Cellular uptake, intracellular behavior, and acute/sub-acute cytotoxicity of a PEG-modified quantum dot with promising in-vivo biomedical applications

Qingyuan Cheng; Yiping Duan; Wei Fan; Dongxu Li; Cuiwen Zhu; Tiantian Ma; Jie Liu; Mingxia Yu

doi:10.1016/j.heliyon.2023.e20028

Cellular uptake, intracellular behavior, and acute/sub-acute cytotoxicity of a PEG-modified quantum dot with promising in-vivo biomedical applications

Heliyon. 2023 Sep 9;9(9):e20028. doi: 10.1016/j.heliyon.2023.e20028. eCollection 2023 Sep.

Authors

Qingyuan Cheng^{1

2}, Yiping Duan³, Wei Fan⁴, Dongxu Li¹, Cuiwen Zhu¹, Tiantian Ma¹, Jie Liu⁵, Mingxia Yu¹

Affiliations

¹ Department of Laboratory Medicine, Zhongnan Hospital of Wuhan University, Wuhan, Hubei, China.
² Department of Andrology/Sichuan Human Sperm Bank, West China Second University Hospital, Sichuan University, Chengdu, Sichuan, China.
³ Department of Laboratory Medicine, the Third Hospital of Wuhan, Wuhan, Hubei, China.
⁴ Department of Pathology, Zhongnan Hospital of Wuhan University, Wuhan, Hubei, China.
⁵ Department of Endocrinology, Zhongnan Hospital of Wuhan University, Wuhan, Hubei, China.

Abstract

Quantum Dots (QDs) modified with branched Polyethylene Glycol-amine (6- or 8-arm PEG-amine) coupled with methoxy PEG (mPEG) hold great promise for in vivo biomedical applications due to a long half-life in blood and negligible toxicity. However, the potential risks regarding their concomitant prolonged co-incubation with cardiovascular and blood cells remains inconclusive. In the present study, the feasible, effective and convenient proliferating-restricted cell line models representing the circulatory system were established to investigate the cellular internalization followed by intracellular outcomes and resulting acute/sub-acute cytotoxicity of the 6-arm PEG-amine/mPEG QDs. We found a dose-, time- and cell type-dependent cellular uptake of the 6-arm PEG-amine/mPEG QDs, which was ten-fold lower compared to the traditional linear PEG-modified counterpart. The QDs entered cells via multiple endocytic pathways and were mostly preserved in Golgi apparatus for at least one week instead of degradation in lysosomes, resulting in a minimal acute cytotoxicity, which is much lower than other types of PEG-modified QDs previously reported. However, a sub-acute cytotoxicity of QDs were observed several days post exposure using the concentrations eliciting no-significant acute cytotoxic effects, which was associated with elevated ROS generation caused by QDs remained inside cells. Finally, a non-cytotoxic concentration of the QDs was identified at the sub-acute cytotoxic level.
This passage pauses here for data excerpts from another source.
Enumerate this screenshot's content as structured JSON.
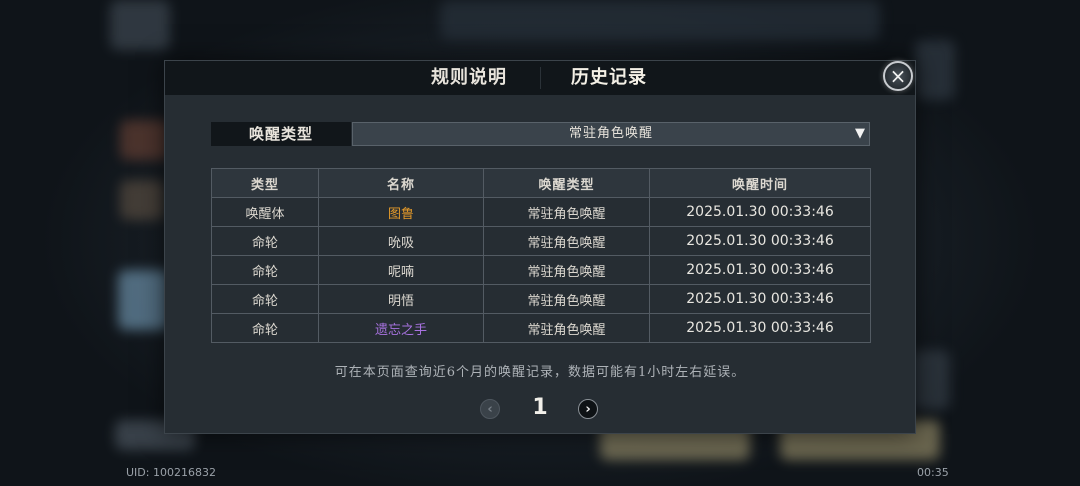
{
  "tabs": {
    "rules": "规则说明",
    "history": "历史记录"
  },
  "close_icon": "×",
  "filter": {
    "label": "唤醒类型",
    "selected": "常驻角色唤醒",
    "arrow_icon": "▼"
  },
  "table": {
    "headers": [
      "类型",
      "名称",
      "唤醒类型",
      "唤醒时间"
    ],
    "rows": [
      {
        "type": "唤醒体",
        "name": "图鲁",
        "name_color": "#e59a2a",
        "wake_type": "常驻角色唤醒",
        "time": "2025.01.30 00:33:46"
      },
      {
        "type": "命轮",
        "name": "吮吸",
        "name_color": "#dcd8d0",
        "wake_type": "常驻角色唤醒",
        "time": "2025.01.30 00:33:46"
      },
      {
        "type": "命轮",
        "name": "呢喃",
        "name_color": "#dcd8d0",
        "wake_type": "常驻角色唤醒",
        "time": "2025.01.30 00:33:46"
      },
      {
        "type": "命轮",
        "name": "明悟",
        "name_color": "#dcd8d0",
        "wake_type": "常驻角色唤醒",
        "time": "2025.01.30 00:33:46"
      },
      {
        "type": "命轮",
        "name": "遗忘之手",
        "name_color": "#a872e0",
        "wake_type": "常驻角色唤醒",
        "time": "2025.01.30 00:33:46"
      }
    ]
  },
  "notice": "可在本页面查询近6个月的唤醒记录，数据可能有1小时左右延误。",
  "pagination": {
    "prev_icon": "‹",
    "current": "1",
    "next_icon": "›"
  },
  "footer": {
    "uid": "UID: 100216832",
    "clock": "00:35"
  }
}
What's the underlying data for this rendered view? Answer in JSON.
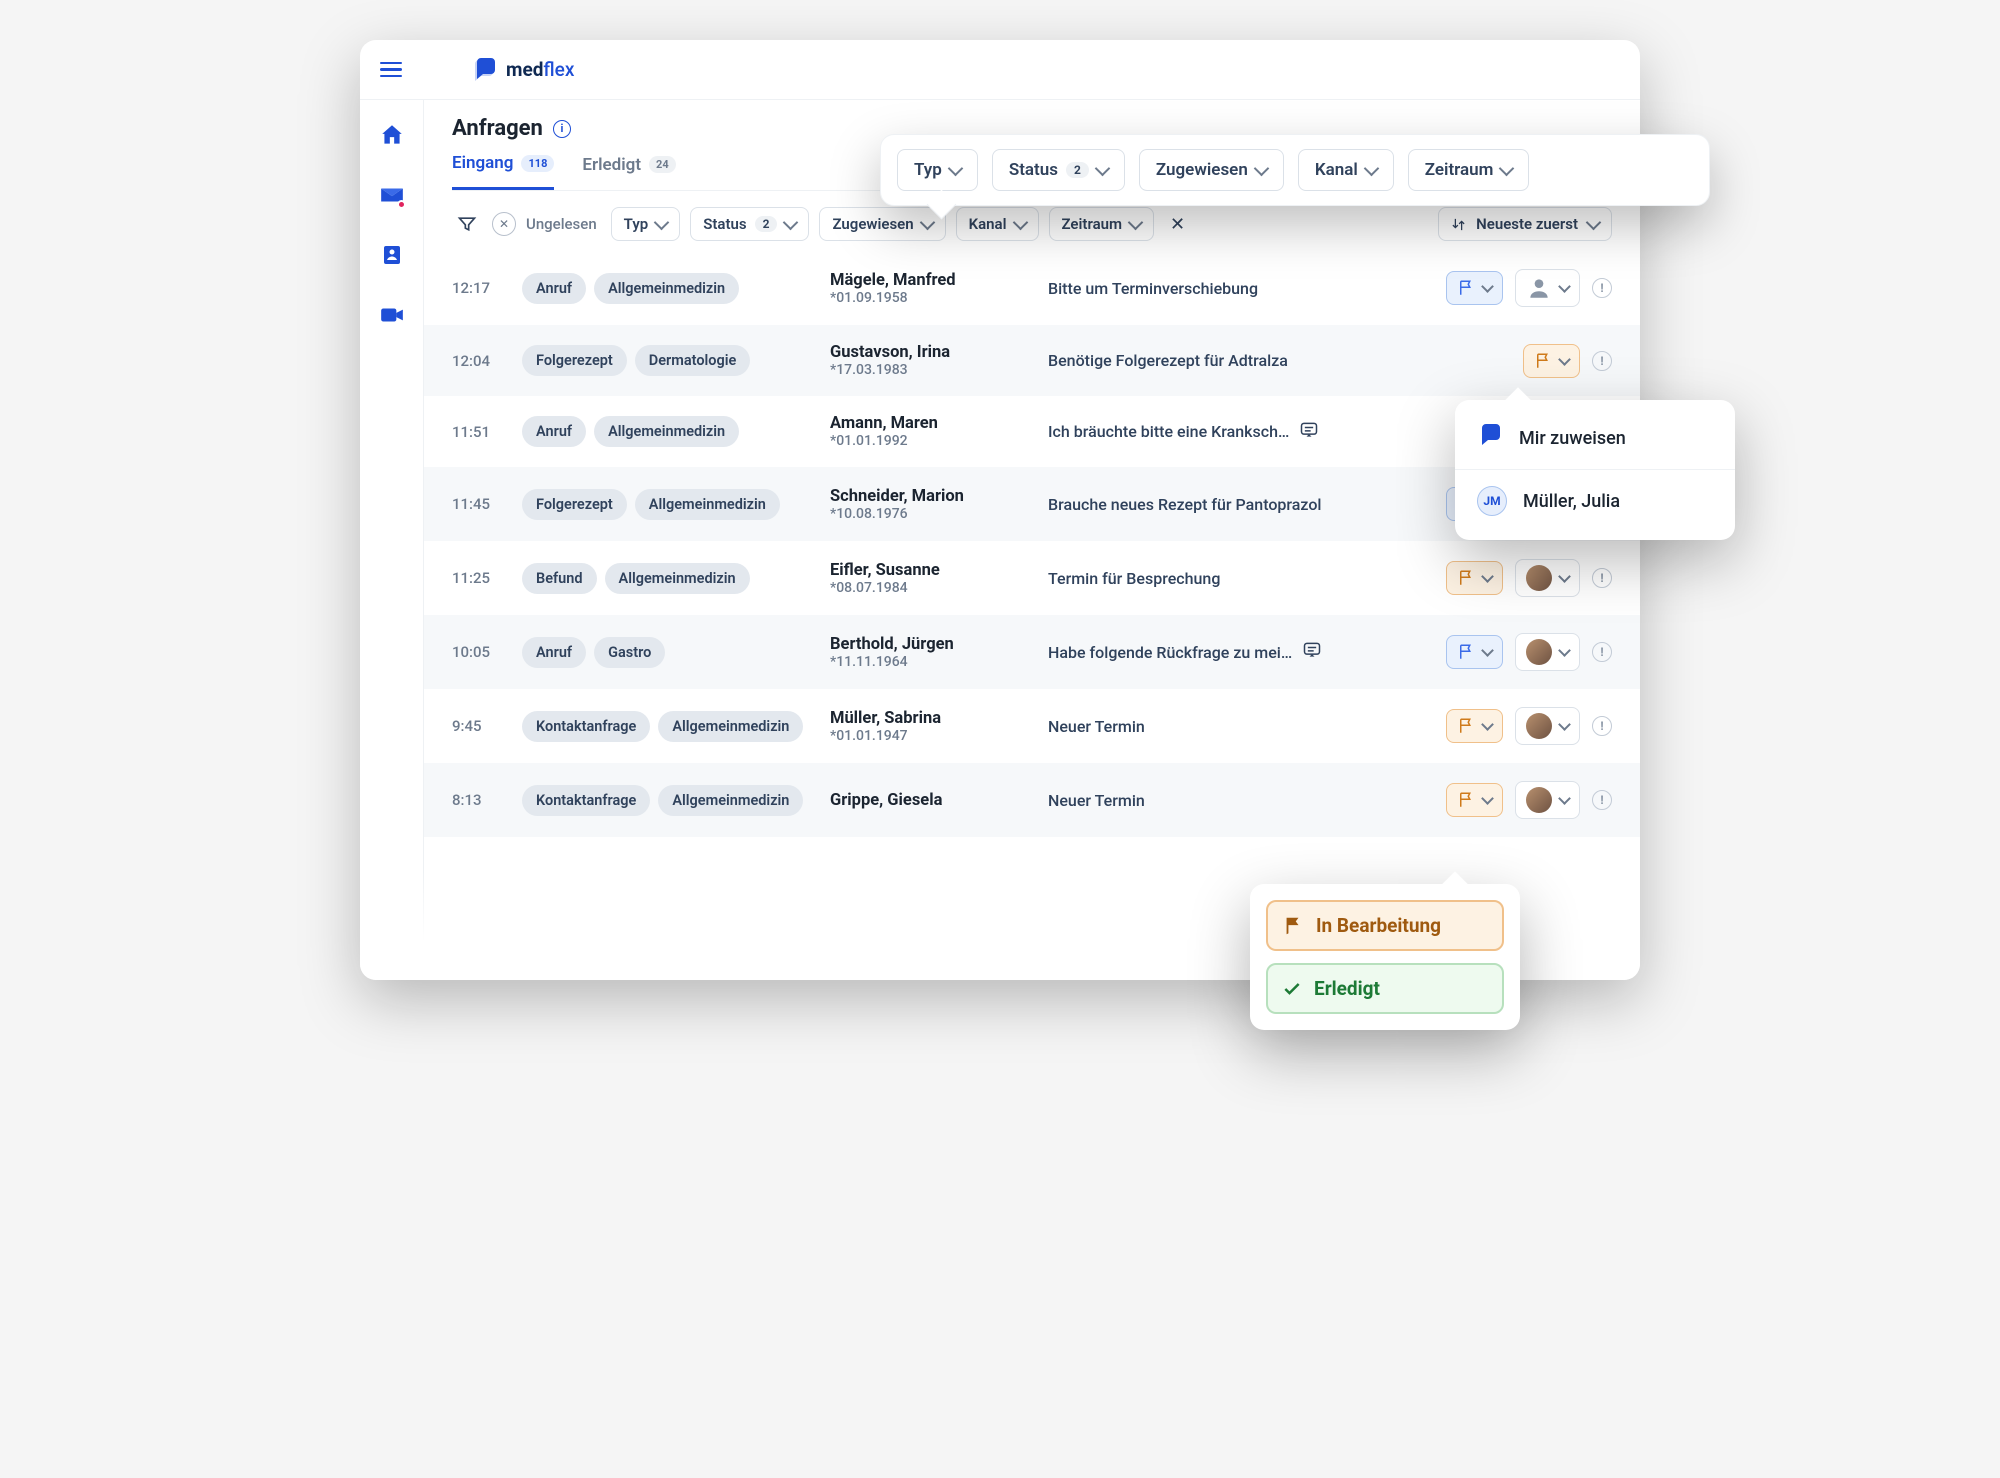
{
  "brand": {
    "name_bold": "med",
    "name_thin": "flex"
  },
  "page": {
    "title": "Anfragen"
  },
  "tabs": [
    {
      "label": "Eingang",
      "count": "118",
      "active": true
    },
    {
      "label": "Erledigt",
      "count": "24",
      "active": false
    }
  ],
  "filters_row": {
    "unread_label": "Ungelesen",
    "type": "Typ",
    "status": "Status",
    "status_count": "2",
    "assigned": "Zugewiesen",
    "channel": "Kanal",
    "period": "Zeitraum",
    "sort": "Neueste zuerst"
  },
  "float_filters": {
    "type": "Typ",
    "status": "Status",
    "status_count": "2",
    "assigned": "Zugewiesen",
    "channel": "Kanal",
    "period": "Zeitraum"
  },
  "rows": [
    {
      "time": "12:17",
      "tags": [
        "Anruf",
        "Allgemeinmedizin"
      ],
      "name": "Mägele, Manfred",
      "dob": "*01.09.1958",
      "subject": "Bitte um Terminverschiebung",
      "chat": false,
      "flag": "blue",
      "avatar": "generic"
    },
    {
      "time": "12:04",
      "tags": [
        "Folgerezept",
        "Dermatologie"
      ],
      "name": "Gustavson, Irina",
      "dob": "*17.03.1983",
      "subject": "Benötige Folgerezept für Adtralza",
      "chat": false,
      "flag": "orange",
      "avatar": "none"
    },
    {
      "time": "11:51",
      "tags": [
        "Anruf",
        "Allgemeinmedizin"
      ],
      "name": "Amann, Maren",
      "dob": "*01.01.1992",
      "subject": "Ich bräuchte bitte eine Kranksch…",
      "chat": true,
      "flag": "orange",
      "avatar": "none"
    },
    {
      "time": "11:45",
      "tags": [
        "Folgerezept",
        "Allgemeinmedizin"
      ],
      "name": "Schneider, Marion",
      "dob": "*10.08.1976",
      "subject": "Brauche neues Rezept für Pantoprazol",
      "chat": false,
      "flag": "blue",
      "avatar": "person"
    },
    {
      "time": "11:25",
      "tags": [
        "Befund",
        "Allgemeinmedizin"
      ],
      "name": "Eifler, Susanne",
      "dob": "*08.07.1984",
      "subject": "Termin für Besprechung",
      "chat": false,
      "flag": "orange",
      "avatar": "person"
    },
    {
      "time": "10:05",
      "tags": [
        "Anruf",
        "Gastro"
      ],
      "name": "Berthold, Jürgen",
      "dob": "*11.11.1964",
      "subject": "Habe folgende Rückfrage zu mei…",
      "chat": true,
      "flag": "blue",
      "avatar": "person"
    },
    {
      "time": "9:45",
      "tags": [
        "Kontaktanfrage",
        "Allgemeinmedizin"
      ],
      "name": "Müller, Sabrina",
      "dob": "*01.01.1947",
      "subject": "Neuer Termin",
      "chat": false,
      "flag": "orange",
      "avatar": "person"
    },
    {
      "time": "8:13",
      "tags": [
        "Kontaktanfrage",
        "Allgemeinmedizin"
      ],
      "name": "Grippe, Giesela",
      "dob": "",
      "subject": "Neuer Termin",
      "chat": false,
      "flag": "orange",
      "avatar": "person"
    }
  ],
  "assign_popover": {
    "self": "Mir zuweisen",
    "other_initials": "JM",
    "other_name": "Müller, Julia"
  },
  "status_popover": {
    "processing": "In Bearbeitung",
    "done": "Erledigt"
  }
}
Our study provided important information for clinical translation of branched PEG-amine/mPEG QDs by elucidating the QDs-cell interactions and toxicity mechanism using the proliferation-restricted cell models representing circulatory system. What's more, we emphasized the indispensability of sub-acute cytotoxic effects in the whole biosafety evaluation process of nanomaterials like QDs.

Keywords: Cellular uptake; Intracellular behavior; Polyethylene glycol modification; Quantum dots; Sub-acute cytotoxicity.